In general, the developed ML algorithms in this study, similar to those reported in the previous studies (
26), have achieved optimum results with an accuracy range of 86.4% - 90.37%. In particular, the experimental findings showed that RF had the best performance compared to the other four ML techniques with the mean accuracy of 99.5%, mean specificity of 99.7%, mean sensitivity of 99.4%, Kappa metric of 95.7%, and RMSE of 0.015. According to the results of the previous studies, the ANN and RF techniques have the most remarkable performance in predicting COVID-19 outcomes, which is consistent with the present study.
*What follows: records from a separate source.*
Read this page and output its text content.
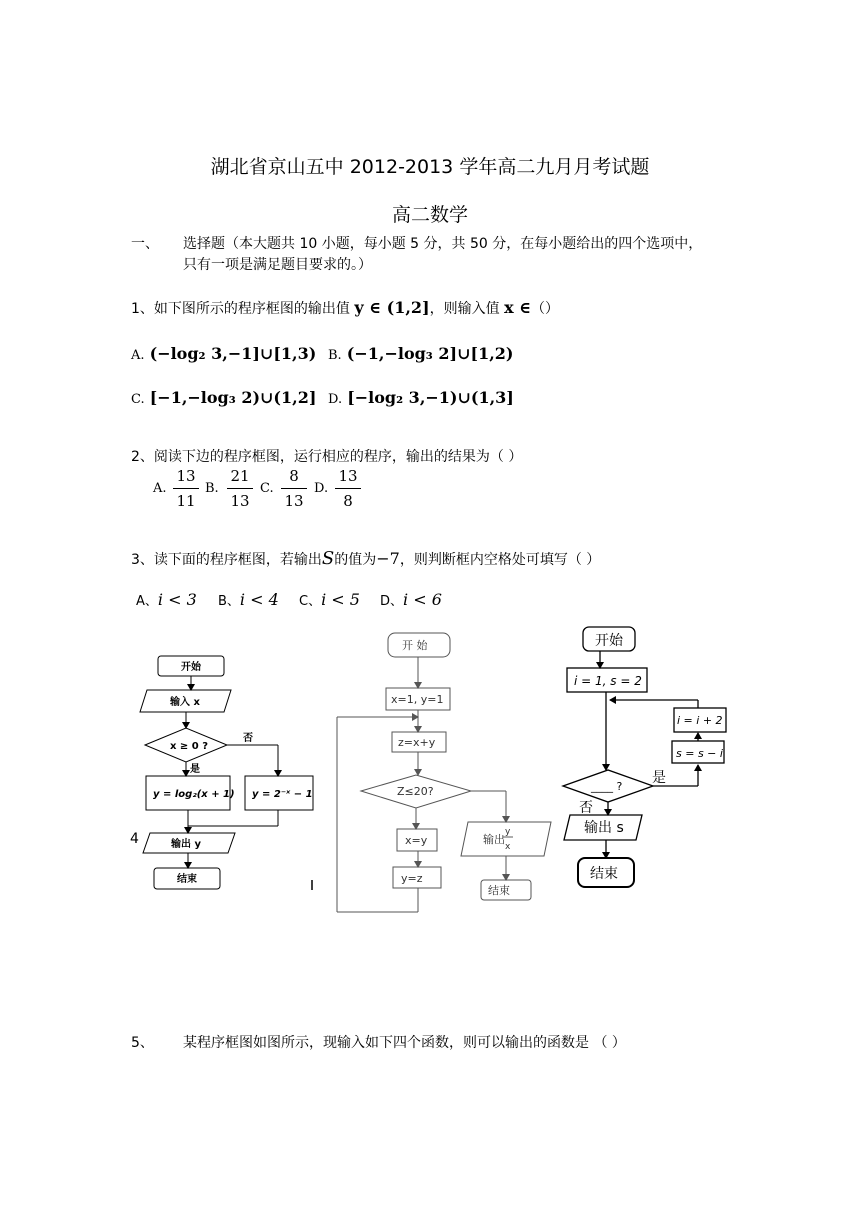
湖北省京山五中 2012-2013 学年高二九月月考试题
高二数学
一、 选择题（本大题共 10 小题，每小题 5 分，共 50 分，在每小题给出的四个选项中，
只有一项是满足题目要求的。）
1、如下图所示的程序框图的输出值 y ∈ (1,2]，则输入值 x ∈（）
A. (−log₂ 3,−1]∪[1,3) B. (−1,−log₃ 2]∪[1,2)
C. [−1,−log₃ 2)∪(1,2] D. [−log₂ 3,−1)∪(1,3]
2、阅读下边的程序框图，运行相应的程序，输出的结果为（ ）
A.
13
11
B.
21
13
C.
8
13
D.
13
8
3、读下面的程序框图，若输出S的值为−7，则判断框内空格处可填写（ ）
A、i < 3 B、i < 4 C、i < 5 D、i < 6
开始
输入 x
x ≥ 0 ?
否
是
y = log₂(x + 1) y = 2⁻ˣ − 1
输出 y
结束
4
开 始
x=1, y=1
z=x+y
Z≤20?
x=y
y=z
输出
y
x
结束
开始
i = 1, s = 2
____ ?
是
否
i = i + 2
s = s − i
输出 s
结束
5、 某程序框图如图所示，现输入如下四个函数，则可以输出的函数是 （ ）
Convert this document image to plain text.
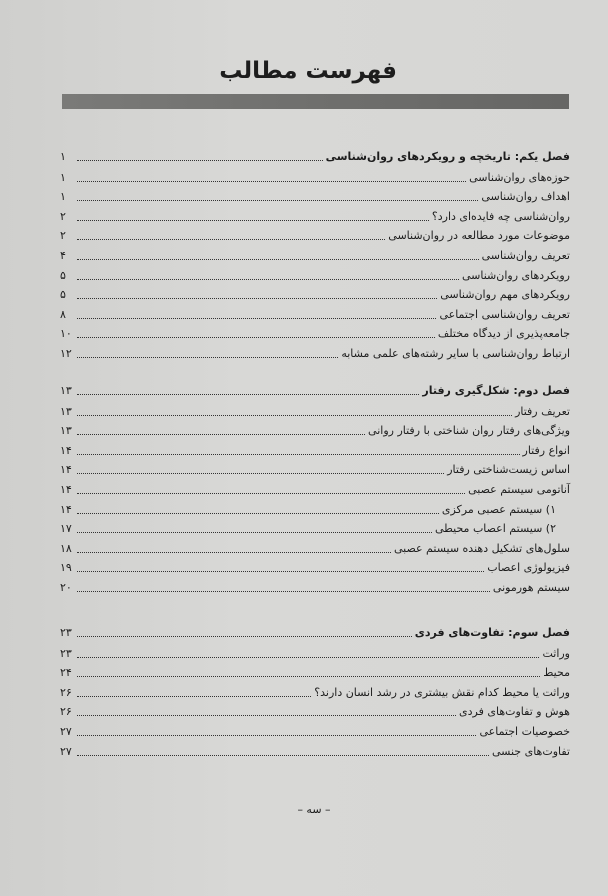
فهرست مطالب
فصل یکم: تاریخچه و رویکردهای روان‌شناسی
۱
حوزه‌های روان‌شناسی
۱
اهداف روان‌شناسی
۱
روان‌شناسی چه فایده‌ای دارد؟
۲
موضوعات مورد مطالعه در روان‌شناسی
۲
تعریف روان‌شناسی
۴
رویکردهای روان‌شناسی
۵
رویکردهای مهم روان‌شناسی
۵
تعریف روان‌شناسی اجتماعی
۸
جامعه‌پذیری از دیدگاه مختلف
۱۰
ارتباط روان‌شناسی با سایر رشته‌های علمی مشابه
۱۲
فصل دوم: شکل‌گیری رفتار
۱۳
تعریف رفتار
۱۳
ویژگی‌های رفتار روان شناختی با رفتار روانی
۱۳
انواع رفتار
۱۴
اساس زیست‌شناختی رفتار
۱۴
آناتومی سیستم عصبی
۱۴
۱) سیستم عصبی مرکزی
۱۴
۲) سیستم اعصاب محیطی
۱۷
سلول‌های تشکیل دهنده سیستم عصبی
۱۸
فیزیولوژی اعصاب
۱۹
سیستم هورمونی
۲۰
فصل سوم: تفاوت‌های فردی
۲۳
وراثت
۲۳
محیط
۲۴
وراثت یا محیط کدام نقش بیشتری در رشد انسان دارند؟
۲۶
هوش و تفاوت‌های فردی
۲۶
خصوصیات اجتماعی
۲۷
تفاوت‌های جنسی
۲۷
– سه –
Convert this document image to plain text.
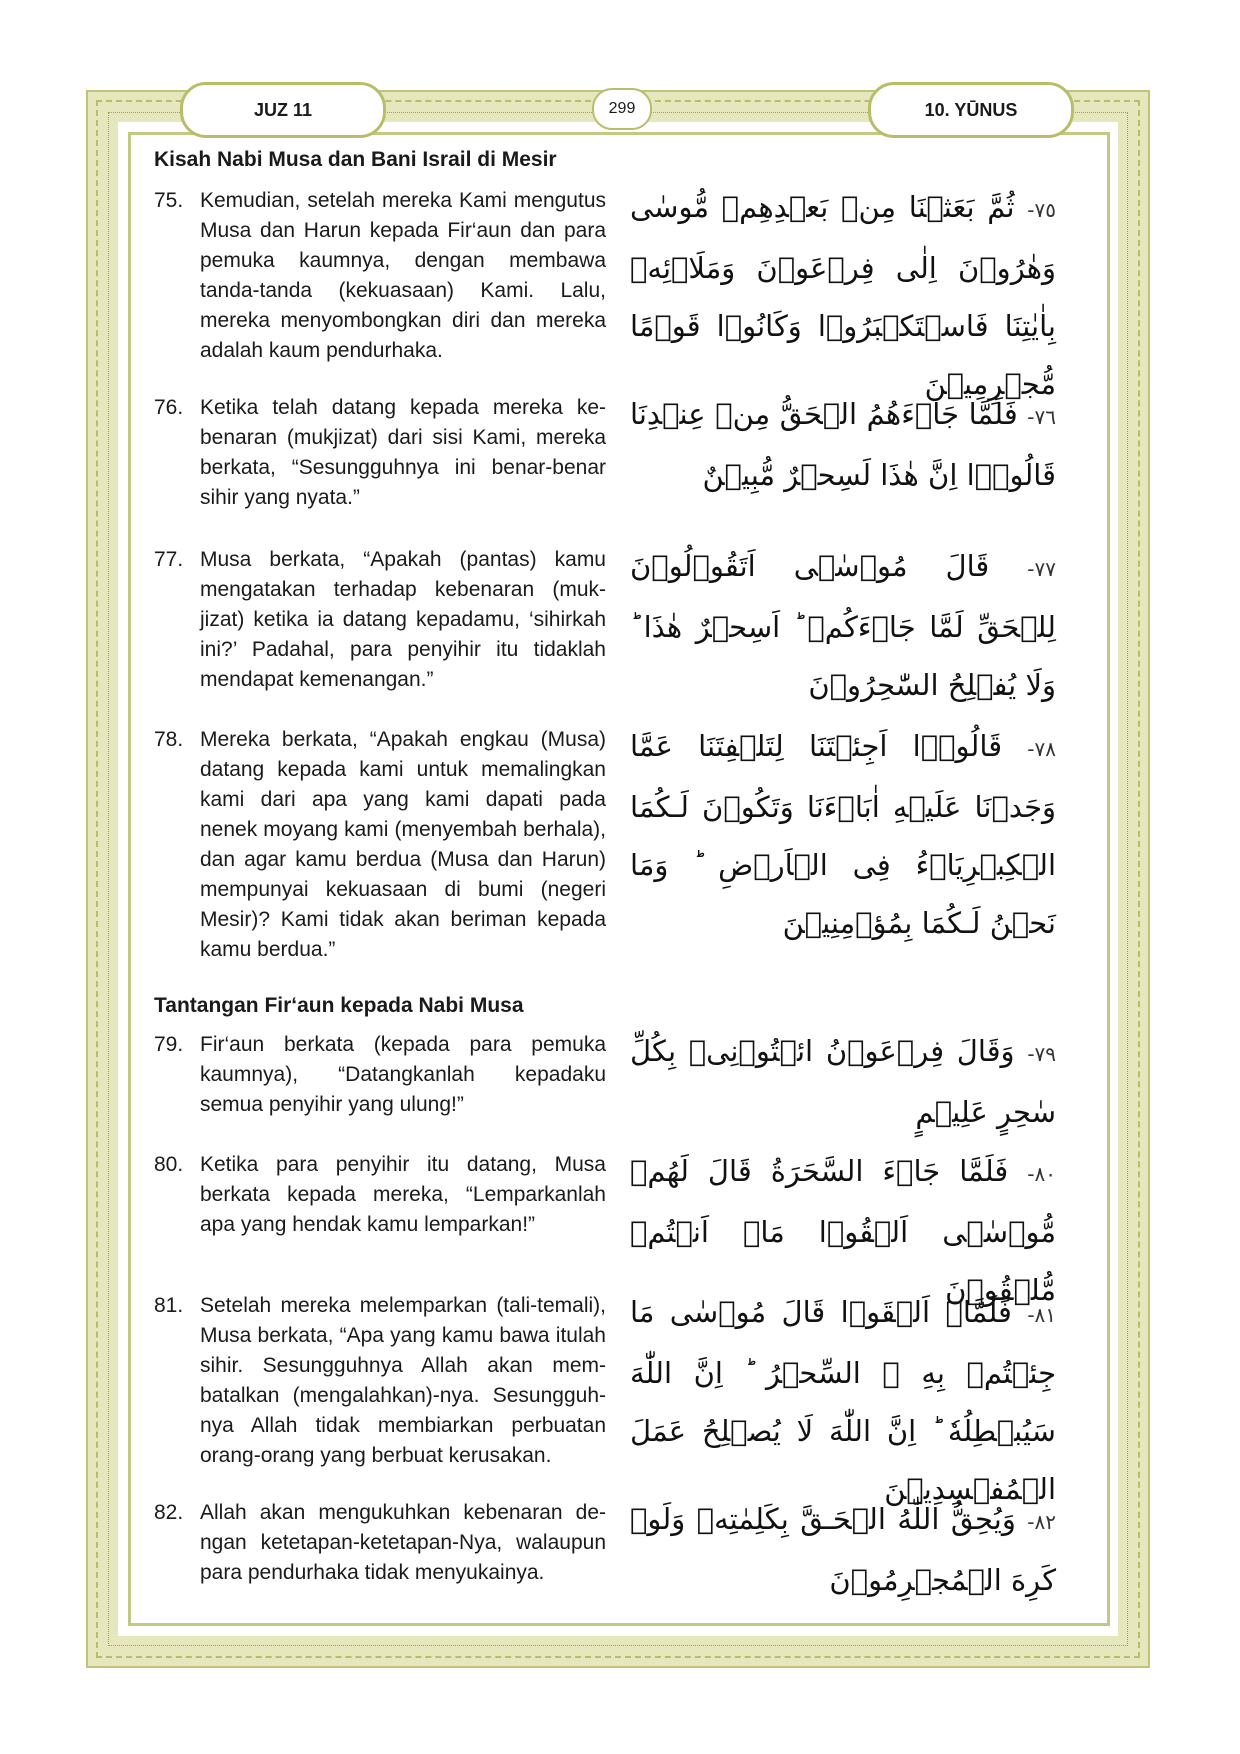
JUZ 11	299	10. YŪNUS
Kisah Nabi Musa dan Bani Israil di Mesir
75. Kemudian, setelah mereka Kami mengutus Musa dan Harun kepada Fir‘aun dan para pemuka kaumnya, dengan membawa tanda-tanda (kekuasaan) Kami. Lalu, mereka menyombongkan diri dan mereka adalah kaum pendurhaka.
٧٥- ثُمَّ بَعَثۡنَا مِنۢ بَعۡدِهِمۡ مُّوسٰى وَهٰرُوۡنَ اِلٰى فِرۡعَوۡنَ وَمَلَا۟ئِهٖ بِاٰيٰتِنَا فَاسۡتَكۡبَرُوۡا وَكَانُوۡا قَوۡمًا مُّجۡرِمِيۡنَ
76. Ketika telah datang kepada mereka kebenaran (mukjizat) dari sisi Kami, mereka berkata, “Sesungguhnya ini benar-benar sihir yang nyata.”
٧٦- فَلَمَّا جَاۤءَهُمُ الۡحَقُّ مِنۡ عِنۡدِنَا قَالُوۡۤا اِنَّ هٰذَا لَسِحۡرٌ مُّبِيۡنٌ
77. Musa berkata, “Apakah (pantas) kamu mengatakan terhadap kebenaran (mukjizat) ketika ia datang kepadamu, ‘sihirkah ini?’ Padahal, para penyihir itu tidaklah mendapat kemenangan.”
٧٧- قَالَ مُوۡسٰۤى اَتَقُوۡلُوۡنَ لِلۡحَقِّ لَمَّا جَاۤءَكُمۡ ؕ اَسِحۡرٌ هٰذَا ؕ وَلَا يُفۡلِحُ السّٰحِرُوۡنَ
78. Mereka berkata, “Apakah engkau (Musa) datang kepada kami untuk memalingkan kami dari apa yang kami dapati pada nenek moyang kami (menyembah berhala), dan agar kamu berdua (Musa dan Harun) mempunyai kekuasaan di bumi (negeri Mesir)? Kami tidak akan beriman kepada kamu berdua.”
٧٨- قَالُوۡۤا اَجِئۡتَنَا لِتَلۡفِتَنَا عَمَّا وَجَدۡنَا عَلَيۡهِ اٰبَاۤءَنَا وَتَكُوۡنَ لَـكُمَا الۡكِبۡرِيَاۤءُ فِى الۡاَرۡضِ ؕ وَمَا نَحۡنُ لَـكُمَا بِمُؤۡمِنِيۡنَ
Tantangan Fir‘aun kepada Nabi Musa
79. Fir‘aun berkata (kepada para pemuka kaumnya), “Datangkanlah kepadaku semua penyihir yang ulung!”
٧٩- وَقَالَ فِرۡعَوۡنُ ائۡتُوۡنِىۡ بِكُلِّ سٰحِرٍ عَلِيۡمٍ
80. Ketika para penyihir itu datang, Musa berkata kepada mereka, “Lemparkanlah apa yang hendak kamu lemparkan!”
٨٠- فَلَمَّا جَاۤءَ السَّحَرَةُ قَالَ لَهُمۡ مُّوۡسٰۤى اَلۡقُوۡا مَاۤ اَنۡتُمۡ مُّلۡقُوۡنَ
81. Setelah mereka melemparkan (tali-temali), Musa berkata, “Apa yang kamu bawa itulah sihir. Sesungguhnya Allah akan membatalkan (mengalahkan)-nya. Sesungguhnya Allah tidak membiarkan perbuatan orang-orang yang berbuat kerusakan.
٨١- فَلَمَّاۤ اَلۡقَوۡا قَالَ مُوۡسٰى مَا جِئۡتُمۡ بِهِ ۙ السِّحۡرُ ؕ اِنَّ اللّٰهَ سَيُبۡطِلُهٗ ؕ اِنَّ اللّٰهَ لَا يُصۡلِحُ عَمَلَ الۡمُفۡسِدِيۡنَ
82. Allah akan mengukuhkan kebenaran dengan ketetapan-ketetapan-Nya, walaupun para pendurhaka tidak menyukainya.
٨٢- وَيُحِقُّ اللّٰهُ الۡحَـقَّ بِكَلِمٰتِهٖ وَلَوۡ كَرِهَ الۡمُجۡرِمُوۡنَ
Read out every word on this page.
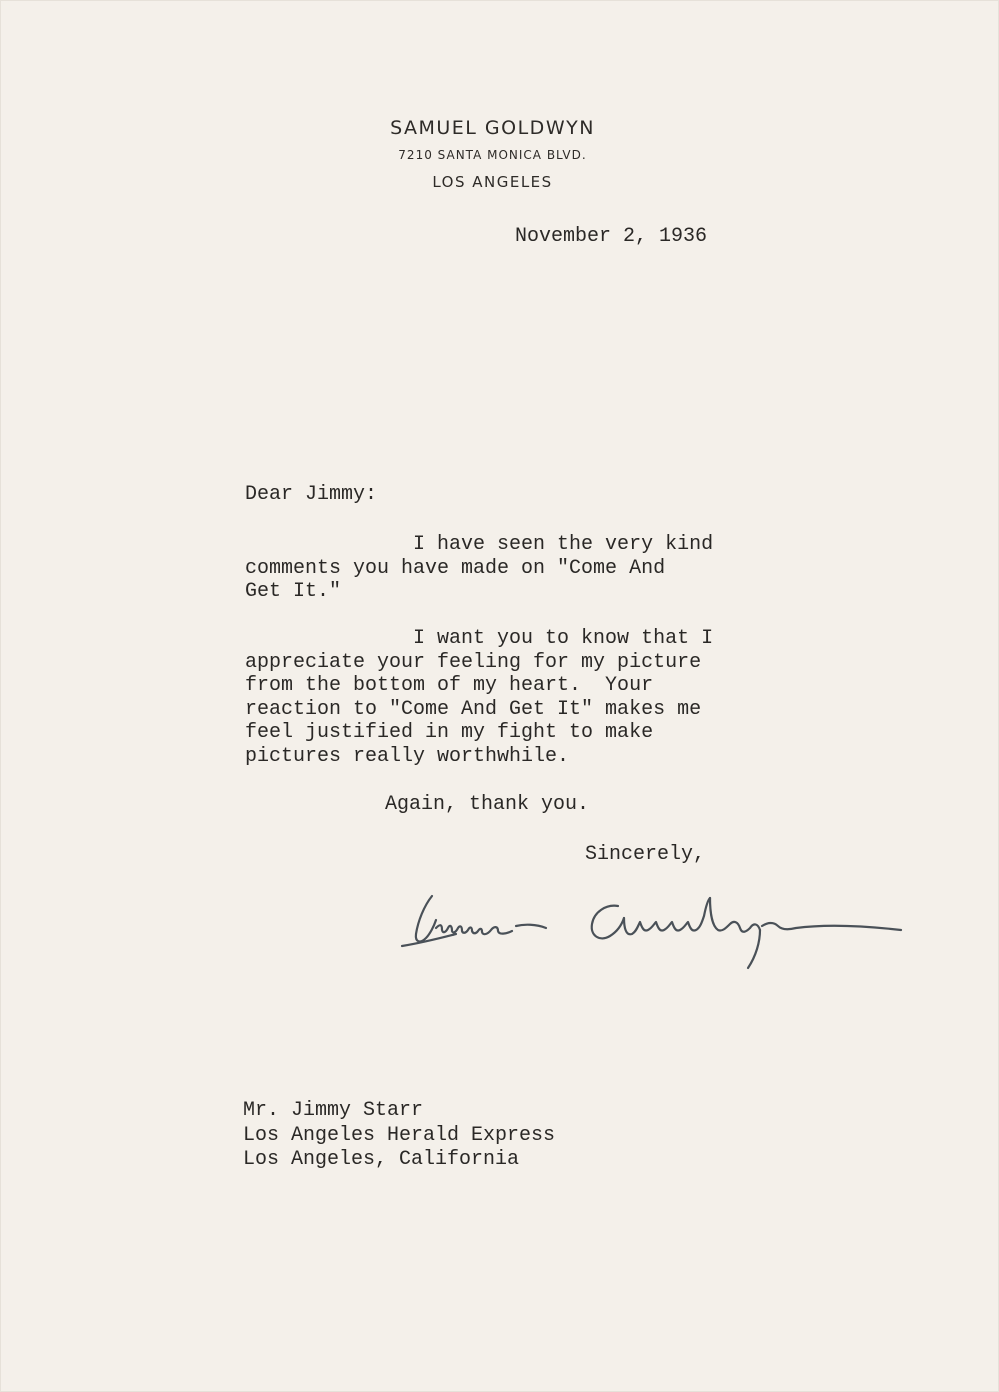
SAMUEL GOLDWYN
7210 SANTA MONICA BLVD.
LOS ANGELES
November 2, 1936
Dear Jimmy:
I have seen the very kind
comments you have made on "Come And
Get It."
I want you to know that I
appreciate your feeling for my picture
from the bottom of my heart.  Your
reaction to "Come And Get It" makes me
feel justified in my fight to make
pictures really worthwhile.
Again, thank you.
Sincerely,
Mr. Jimmy Starr
Los Angeles Herald Express
Los Angeles, California
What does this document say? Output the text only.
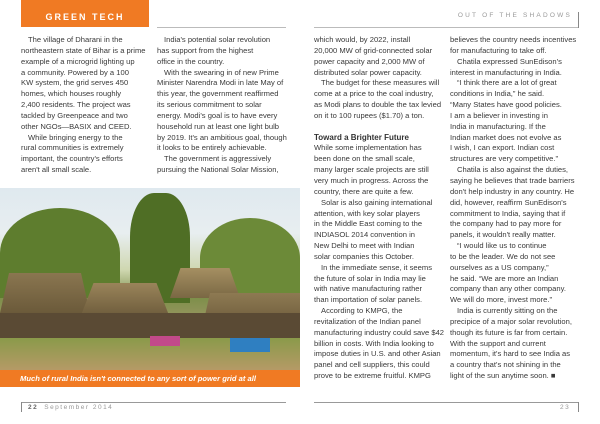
GREEN TECH	OUT OF THE SHADOWS
The village of Dharani in the
northeastern state of Bihar is a prime
example of a microgrid lighting up
a community. Powered by a 100
KW system, the grid serves 450
homes, which houses roughly
2,400 residents. The project was
tackled by Greenpeace and two
other NGOs—BASIX and CEED.
While bringing energy to the
rural communities is extremely
important, the country's efforts
aren't all small scale.
India's potential solar revolution
has support from the highest
office in the country.
With the swearing in of new Prime
Minister Narendra Modi in late May of
this year, the government reaffirmed
its serious commitment to solar
energy. Modi's goal is to have every
household run at least one light bulb
by 2019. It's an ambitious goal, though
it looks to be entirely achievable.
The government is aggressively
pursuing the National Solar Mission,
which would, by 2022, install
20,000 MW of grid-connected solar
power capacity and 2,000 MW of
distributed solar power capacity.
The budget for these measures will
come at a price to the coal industry,
as Modi plans to double the tax levied
on it to 100 rupees ($1.70) a ton.
Toward a Brighter Future
While some implementation has
been done on the small scale,
many larger scale projects are still
very much in progress. Across the
country, there are quite a few.
Solar is also gaining international
attention, with key solar players
in the Middle East coming to the
INDIASOL 2014 convention in
New Delhi to meet with Indian
solar companies this October.
In the immediate sense, it seems
the future of solar in India may lie
with native manufacturing rather
than importation of solar panels.
According to KMPG, the
revitalization of the Indian panel
manufacturing industry could save $42
billion in costs. With India looking to
impose duties in U.S. and other Asian
panel and cell suppliers, this could
prove to be extreme fruitful. KMPG
believes the country needs incentives
for manufacturing to take off.
Chatila expressed SunEdison's
interest in manufacturing in India.
“I think there are a lot of great
conditions in India,” he said.
“Many States have good policies.
I am a believer in investing in
India in manufacturing. If the
Indian market does not evolve as
I wish, I can export. Indian cost
structures are very competitive.”
Chatila is also against the duties,
saying he believes that trade barriers
don't help industry in any country. He
did, however, reaffirm SunEdison's
commitment to India, saying that if
the company had to pay more for
panels, it wouldn't really matter.
“I would like us to continue
to be the leader. We do not see
ourselves as a US company,”
he said. “We are more an Indian
company than any other company.
We will do more, invest more.”
India is currently sitting on the
precipice of a major solar revolution,
though its future is far from certain.
With the support and current
momentum, it's hard to see India as
a country that's not shining in the
light of the sun anytime soon. ■
Much of rural India isn't connected to any sort of power grid at all
22 September 2014	23
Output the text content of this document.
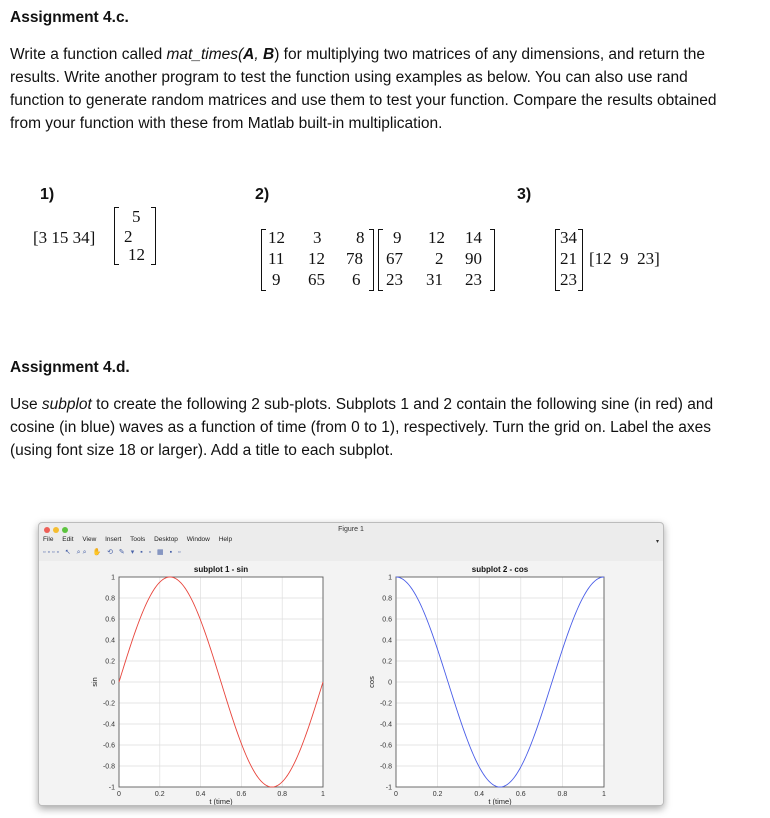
Assignment 4.c.
Write a function called mat_times(A, B) for multiplying two matrices of any dimensions, and return the
results. Write another program to test the function using examples as below. You can also use rand
function to generate random matrices and use them to test your function. Compare the results obtained
from your function with these from Matlab built-in multiplication.
1)
[3 15 34]
5
2
12
2)
12 3 8
11 12 78
9 65 6
9 12 14
67 2 90
23 31 23
3)
34
21
23
[12  9  23]
Assignment 4.d.
Use subplot to create the following 2 sub-plots. Subplots 1 and 2 contain the following sine (in red) and
cosine (in blue) waves as a function of time (from 0 to 1), respectively. Turn the grid on. Label the axes
(using font size 18 or larger). Add a title to each subplot.
Figure 1
▾
File Edit View Insert Tools Desktop Window Help
▫▫▫▫ ↖ ⌕⌕ ✋ ⟲ ✎ ▾ ▪ ▫ ▦ ▪ ▫
0	0.2	0.4	0.6	0.8	1
1
0.8
0.6
0.4
0.2
0
-0.2
-0.4
-0.6
-0.8
-1
subplot 1 - sin
t (time)
sin
0	0.2	0.4	0.6	0.8	1
1
0.8
0.6
0.4
0.2
0
-0.2
-0.4
-0.6
-0.8
-1
subplot 2 - cos
t (time)
cos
As a screening instrument for the development of severe disease, model developed in our study has several opportunities for clinical use. These models decrease the existing uncertainty and ambiguity in COVID-19 clinical practice by presenting measurable, non-subjective, and evidence-based approaches (
12,
18). Accurate ICU admission prediction can support the sharing of limited hospital resources and improve the quality of care along with patient survival chance (
12). The timely identification of at-risk patients could diminish the need for imminent ICU beds and invasive mechanical ventilators. Moreover, using proposed model in present study can surge the tolls of timely ICU transfers, resulting in reduced mortality and shorter lengths of ICU stay. Designing a scientific and valid ML-based prediction model would assist in early detection and effective supportive intervention to improve patient outcomes, the quality of care, and ultimately a reduction in the mortality rate of COVID-19 patients. Ambiguity declines due to offering quantitative, objective, and evidence-based models for risk stratification, prediction, and care planning (
9,
10).
This study had several limitations. First, we retrospectively analyzed a dataset without control over data fields or incomplete data. Second, the dataset was extracted from a single hospital with a low sample size of 1225, making the results ungeneralizable. Third, this study only included 11 clinical features at admission to the hospital. It does not mean that these should be the only criteria for determining ICU admission. Longitudinal changes in these clinical features need to be investigated. Moreover, we only used five ML algorithms for prediction analyses. Finally, the selected dataset lacked some critical clinical variables, such as radiological indicators. In the future, the performance accuracy of our model and its generalizability will be enhanced if we test more ML techniques for larger, multicenter, and prospective datasets equipped with more qualitative and validated data.
5.1. Conclusions
We trained and validated different ML algorithms to predict the need for ICU transfer in COVID-19 hospitalized patients based on the data collected easily and routinely at the time of hospital admission. This study first identified the highly ranked clinical predictors that can predict the likelihood of ICU admission more precisely. Second, we developed and compared five ML-driven prediction models based on these selected predictors. It was observed that the RF model performed best on classification accuracy compared to the other ML algorithms. This method has the potential to provide frontline clinicians with an objective instrument to manage COVID-19 patients more efficiently in such time-sensitive, resource-demanding, stressful, and potentially resource-constrained situations. Finally, the results of comparing the performance of prediction models in this study were satisfactory to some extent, and we believe that further investigations are needed to validate our model for a larger, multi-central, and more qualitative dataset.